II. All other persons eligible for citizenship in the United States must acquire that citizenship through the legal process known as Naturalization.
It was in the great case of Wong Kim Ark[17] that the Supreme Court, in 1897, established the right of citizenship by birth on this soil, regardless of race or descent. The question in this case involved a child born in California, of Chinese parents who, because of their race, could not themselves become citizens. In this decision, a classic in the law of American citizenship, the court set forth the following fundamental principles to be observed in determining citizenship by birth in the United States:
1. The Constitution of the United States must be interpreted in the light of the Common Law, under which every child born in England, even though of alien parents, was a natural-born citizen.
2. The qualifying words in the Fourteenth Amendment, “and subject to the jurisdiction thereof,” exclude two classes of persons—children born of alien enemies in hostile occupation, and children of diplomatic representatives of a foreign state. (The latter, from the earliest times, both under the laws of England and in decisions of American courts, had been recognized to be exceptions to the fundamental rule of citizenship by birth within the national jurisdiction.)
The Fourteenth Amendment to the Constitution,[18] adopted in 1868, incorporated no new rule or principle into American law. Neither did the Civil Rights Act, passed in 1866 as a Reconstruction measure, although it was the first statutory definition in the United States of citizenship by birth.
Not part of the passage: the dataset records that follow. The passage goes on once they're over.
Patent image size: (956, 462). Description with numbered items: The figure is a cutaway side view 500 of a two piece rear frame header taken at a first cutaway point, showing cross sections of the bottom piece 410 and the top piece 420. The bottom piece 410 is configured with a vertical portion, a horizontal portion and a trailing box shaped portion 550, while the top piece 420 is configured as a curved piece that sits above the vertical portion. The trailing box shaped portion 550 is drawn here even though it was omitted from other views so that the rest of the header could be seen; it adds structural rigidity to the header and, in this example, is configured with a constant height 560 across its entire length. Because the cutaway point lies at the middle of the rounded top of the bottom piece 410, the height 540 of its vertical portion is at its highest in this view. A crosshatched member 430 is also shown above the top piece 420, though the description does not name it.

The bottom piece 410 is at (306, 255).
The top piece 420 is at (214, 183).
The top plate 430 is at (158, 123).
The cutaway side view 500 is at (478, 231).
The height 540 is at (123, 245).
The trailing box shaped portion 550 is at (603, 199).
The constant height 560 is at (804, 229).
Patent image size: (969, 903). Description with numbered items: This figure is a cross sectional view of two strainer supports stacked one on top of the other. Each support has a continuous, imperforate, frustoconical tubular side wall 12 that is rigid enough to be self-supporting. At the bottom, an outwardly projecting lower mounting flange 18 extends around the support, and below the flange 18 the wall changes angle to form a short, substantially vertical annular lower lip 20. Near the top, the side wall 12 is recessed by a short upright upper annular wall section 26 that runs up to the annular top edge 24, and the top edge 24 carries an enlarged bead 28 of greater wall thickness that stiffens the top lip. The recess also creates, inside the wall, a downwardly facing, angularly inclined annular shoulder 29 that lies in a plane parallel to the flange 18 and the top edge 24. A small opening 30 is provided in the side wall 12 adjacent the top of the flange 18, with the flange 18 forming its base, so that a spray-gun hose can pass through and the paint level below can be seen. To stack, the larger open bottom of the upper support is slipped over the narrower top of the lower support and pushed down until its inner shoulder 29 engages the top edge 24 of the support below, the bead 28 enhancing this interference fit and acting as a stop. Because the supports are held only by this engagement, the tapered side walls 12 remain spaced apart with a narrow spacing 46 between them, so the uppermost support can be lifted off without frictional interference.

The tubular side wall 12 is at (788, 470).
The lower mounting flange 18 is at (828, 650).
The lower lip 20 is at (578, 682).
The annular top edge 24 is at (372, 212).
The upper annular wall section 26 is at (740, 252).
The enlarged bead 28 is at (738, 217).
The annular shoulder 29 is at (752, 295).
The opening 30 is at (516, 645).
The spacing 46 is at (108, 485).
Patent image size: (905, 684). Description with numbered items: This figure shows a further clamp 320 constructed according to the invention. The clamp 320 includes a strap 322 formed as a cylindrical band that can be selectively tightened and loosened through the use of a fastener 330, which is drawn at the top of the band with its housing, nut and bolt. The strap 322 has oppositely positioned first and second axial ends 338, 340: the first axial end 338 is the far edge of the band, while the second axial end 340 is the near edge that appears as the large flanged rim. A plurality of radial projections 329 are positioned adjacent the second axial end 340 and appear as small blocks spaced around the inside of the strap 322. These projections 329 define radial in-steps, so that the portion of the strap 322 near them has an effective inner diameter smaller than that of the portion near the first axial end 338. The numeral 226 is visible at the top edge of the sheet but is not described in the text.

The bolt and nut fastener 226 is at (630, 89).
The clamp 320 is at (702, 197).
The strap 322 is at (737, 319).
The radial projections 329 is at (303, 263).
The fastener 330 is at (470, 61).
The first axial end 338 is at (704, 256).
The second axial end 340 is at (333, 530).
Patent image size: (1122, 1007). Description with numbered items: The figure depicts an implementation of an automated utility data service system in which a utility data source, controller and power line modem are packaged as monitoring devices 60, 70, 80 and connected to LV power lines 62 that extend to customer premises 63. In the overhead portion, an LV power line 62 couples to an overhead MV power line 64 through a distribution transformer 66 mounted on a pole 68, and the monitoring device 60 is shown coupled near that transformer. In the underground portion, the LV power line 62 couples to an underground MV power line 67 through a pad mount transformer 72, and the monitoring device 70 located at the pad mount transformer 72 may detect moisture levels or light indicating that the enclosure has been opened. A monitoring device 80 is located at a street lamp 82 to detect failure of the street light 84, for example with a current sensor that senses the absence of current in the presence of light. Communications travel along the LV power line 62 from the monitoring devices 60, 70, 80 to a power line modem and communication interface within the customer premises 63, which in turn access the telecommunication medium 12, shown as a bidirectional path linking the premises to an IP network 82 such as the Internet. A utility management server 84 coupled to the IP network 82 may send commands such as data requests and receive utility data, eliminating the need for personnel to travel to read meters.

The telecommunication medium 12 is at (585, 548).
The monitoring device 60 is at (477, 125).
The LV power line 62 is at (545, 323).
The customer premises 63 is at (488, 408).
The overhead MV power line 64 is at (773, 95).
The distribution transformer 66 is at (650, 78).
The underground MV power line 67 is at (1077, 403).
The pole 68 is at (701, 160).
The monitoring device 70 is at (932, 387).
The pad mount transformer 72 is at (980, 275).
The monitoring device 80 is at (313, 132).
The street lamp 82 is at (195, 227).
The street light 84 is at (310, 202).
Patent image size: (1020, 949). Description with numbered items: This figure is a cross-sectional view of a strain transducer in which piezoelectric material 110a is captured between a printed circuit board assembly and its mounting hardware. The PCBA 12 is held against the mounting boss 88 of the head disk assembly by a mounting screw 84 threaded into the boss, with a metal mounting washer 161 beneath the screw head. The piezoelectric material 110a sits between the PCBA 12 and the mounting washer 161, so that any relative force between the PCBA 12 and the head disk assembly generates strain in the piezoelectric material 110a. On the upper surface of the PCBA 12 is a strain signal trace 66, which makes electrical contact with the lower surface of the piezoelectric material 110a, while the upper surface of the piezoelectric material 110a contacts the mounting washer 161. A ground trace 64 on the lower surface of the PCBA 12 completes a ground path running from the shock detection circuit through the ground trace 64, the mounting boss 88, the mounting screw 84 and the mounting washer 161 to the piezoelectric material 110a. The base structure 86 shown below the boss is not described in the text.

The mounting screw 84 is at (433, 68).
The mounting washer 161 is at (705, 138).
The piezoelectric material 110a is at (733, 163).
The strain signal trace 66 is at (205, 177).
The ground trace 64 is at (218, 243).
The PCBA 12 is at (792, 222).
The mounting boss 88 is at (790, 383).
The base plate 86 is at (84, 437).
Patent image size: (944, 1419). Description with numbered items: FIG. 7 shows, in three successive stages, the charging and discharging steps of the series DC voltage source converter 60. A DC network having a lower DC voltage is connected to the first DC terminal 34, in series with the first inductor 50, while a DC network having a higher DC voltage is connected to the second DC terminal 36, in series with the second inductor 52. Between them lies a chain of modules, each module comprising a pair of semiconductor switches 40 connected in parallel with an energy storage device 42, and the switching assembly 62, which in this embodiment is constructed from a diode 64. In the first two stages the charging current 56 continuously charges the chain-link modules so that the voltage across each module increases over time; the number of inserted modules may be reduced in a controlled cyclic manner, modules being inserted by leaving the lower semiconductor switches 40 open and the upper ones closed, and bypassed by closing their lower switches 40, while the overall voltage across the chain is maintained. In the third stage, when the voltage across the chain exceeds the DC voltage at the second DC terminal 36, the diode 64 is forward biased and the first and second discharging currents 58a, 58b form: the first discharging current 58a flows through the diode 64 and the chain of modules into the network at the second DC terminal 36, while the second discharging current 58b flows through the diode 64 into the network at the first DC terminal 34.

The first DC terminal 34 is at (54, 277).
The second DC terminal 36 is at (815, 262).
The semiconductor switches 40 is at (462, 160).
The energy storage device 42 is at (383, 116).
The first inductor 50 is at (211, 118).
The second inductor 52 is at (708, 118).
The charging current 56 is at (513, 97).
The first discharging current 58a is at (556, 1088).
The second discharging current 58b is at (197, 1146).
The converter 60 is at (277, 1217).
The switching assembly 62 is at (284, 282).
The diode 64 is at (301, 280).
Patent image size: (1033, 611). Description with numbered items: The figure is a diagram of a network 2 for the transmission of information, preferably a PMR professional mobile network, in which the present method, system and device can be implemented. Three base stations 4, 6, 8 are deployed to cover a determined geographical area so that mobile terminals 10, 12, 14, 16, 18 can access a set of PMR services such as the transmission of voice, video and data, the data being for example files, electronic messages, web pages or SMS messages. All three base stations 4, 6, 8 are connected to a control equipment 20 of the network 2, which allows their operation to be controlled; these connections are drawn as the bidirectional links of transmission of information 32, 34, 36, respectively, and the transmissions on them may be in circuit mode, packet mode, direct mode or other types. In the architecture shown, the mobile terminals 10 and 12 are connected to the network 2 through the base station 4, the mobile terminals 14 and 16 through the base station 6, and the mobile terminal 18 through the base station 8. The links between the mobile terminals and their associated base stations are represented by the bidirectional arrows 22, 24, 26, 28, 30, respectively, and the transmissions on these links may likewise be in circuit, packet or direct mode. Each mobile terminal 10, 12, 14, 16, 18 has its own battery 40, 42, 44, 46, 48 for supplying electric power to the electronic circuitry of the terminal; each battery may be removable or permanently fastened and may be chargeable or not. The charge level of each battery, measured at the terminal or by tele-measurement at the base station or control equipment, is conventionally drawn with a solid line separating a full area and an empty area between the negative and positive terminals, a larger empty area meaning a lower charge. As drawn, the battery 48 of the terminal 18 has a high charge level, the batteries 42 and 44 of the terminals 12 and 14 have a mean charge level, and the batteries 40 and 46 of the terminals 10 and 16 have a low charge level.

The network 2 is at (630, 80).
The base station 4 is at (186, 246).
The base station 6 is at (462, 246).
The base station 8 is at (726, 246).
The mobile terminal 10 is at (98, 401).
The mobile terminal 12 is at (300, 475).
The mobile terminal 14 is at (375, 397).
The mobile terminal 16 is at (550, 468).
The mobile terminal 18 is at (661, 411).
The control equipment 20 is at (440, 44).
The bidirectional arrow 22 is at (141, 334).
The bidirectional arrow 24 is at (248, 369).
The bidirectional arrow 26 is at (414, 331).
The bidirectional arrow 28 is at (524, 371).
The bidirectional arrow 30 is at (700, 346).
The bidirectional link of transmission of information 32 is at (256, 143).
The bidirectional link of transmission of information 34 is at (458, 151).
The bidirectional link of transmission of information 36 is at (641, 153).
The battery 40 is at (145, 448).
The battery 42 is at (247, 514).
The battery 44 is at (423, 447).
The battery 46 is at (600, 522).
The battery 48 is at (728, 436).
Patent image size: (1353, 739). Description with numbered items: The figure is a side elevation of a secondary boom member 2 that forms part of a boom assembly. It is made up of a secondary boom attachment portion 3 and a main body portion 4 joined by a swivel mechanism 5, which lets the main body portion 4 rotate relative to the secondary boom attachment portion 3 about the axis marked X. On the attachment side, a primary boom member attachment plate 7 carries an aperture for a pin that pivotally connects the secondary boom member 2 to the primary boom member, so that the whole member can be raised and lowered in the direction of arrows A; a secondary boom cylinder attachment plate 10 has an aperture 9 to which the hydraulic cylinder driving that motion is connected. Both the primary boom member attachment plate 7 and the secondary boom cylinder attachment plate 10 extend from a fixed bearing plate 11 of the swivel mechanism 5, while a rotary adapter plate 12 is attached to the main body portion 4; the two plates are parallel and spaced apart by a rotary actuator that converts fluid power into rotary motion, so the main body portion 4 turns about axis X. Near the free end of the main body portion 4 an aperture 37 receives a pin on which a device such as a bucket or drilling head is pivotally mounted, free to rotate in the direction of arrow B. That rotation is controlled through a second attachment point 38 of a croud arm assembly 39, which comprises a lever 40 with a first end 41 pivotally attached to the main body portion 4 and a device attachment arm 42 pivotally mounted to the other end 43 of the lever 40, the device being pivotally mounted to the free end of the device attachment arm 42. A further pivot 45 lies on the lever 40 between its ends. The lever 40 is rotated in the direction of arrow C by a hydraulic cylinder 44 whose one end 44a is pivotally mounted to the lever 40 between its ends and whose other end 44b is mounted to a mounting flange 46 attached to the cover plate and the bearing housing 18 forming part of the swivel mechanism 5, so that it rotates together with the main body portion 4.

That Act says:
All persons born in the United States, and not subject to any foreign power, excluding Indians not taxed, are citizens of the United States and of the States where they reside.
COMMON-LAW DEFINITION TAKEN FOR GRANTED
The English Common Law, then, is the original source of our definition. That definition, taken over with the formation of the American Republic out of the English colonies, was so familiar, so much a part of the nature of things political, that nobody thought it necessary to formulate it—or a new one.
By the Common Law of England, every person born within the dominions of the Crown, no matter whether of English or of foreign parents—and in the latter case whether the parents were settled or merely temporarily sojourning in the country, was an English subject; save only children of foreign ambassadors ... or a child born in hostile occupation of any part of the territories of England.[19]
When the Constitution of the United States was made, a “citizenship of the United States” was recognized but nowhere defined, and it was nearly a century before it found specific statutory expression in the Civil Rights Act and the Fourteenth Amendment. Meanwhile, not only the courts, but the Executive, invariably recognized the validity of the Common Law Rule, and the Wong Kim Ark decision of 1897 merely restated it once for all.[20]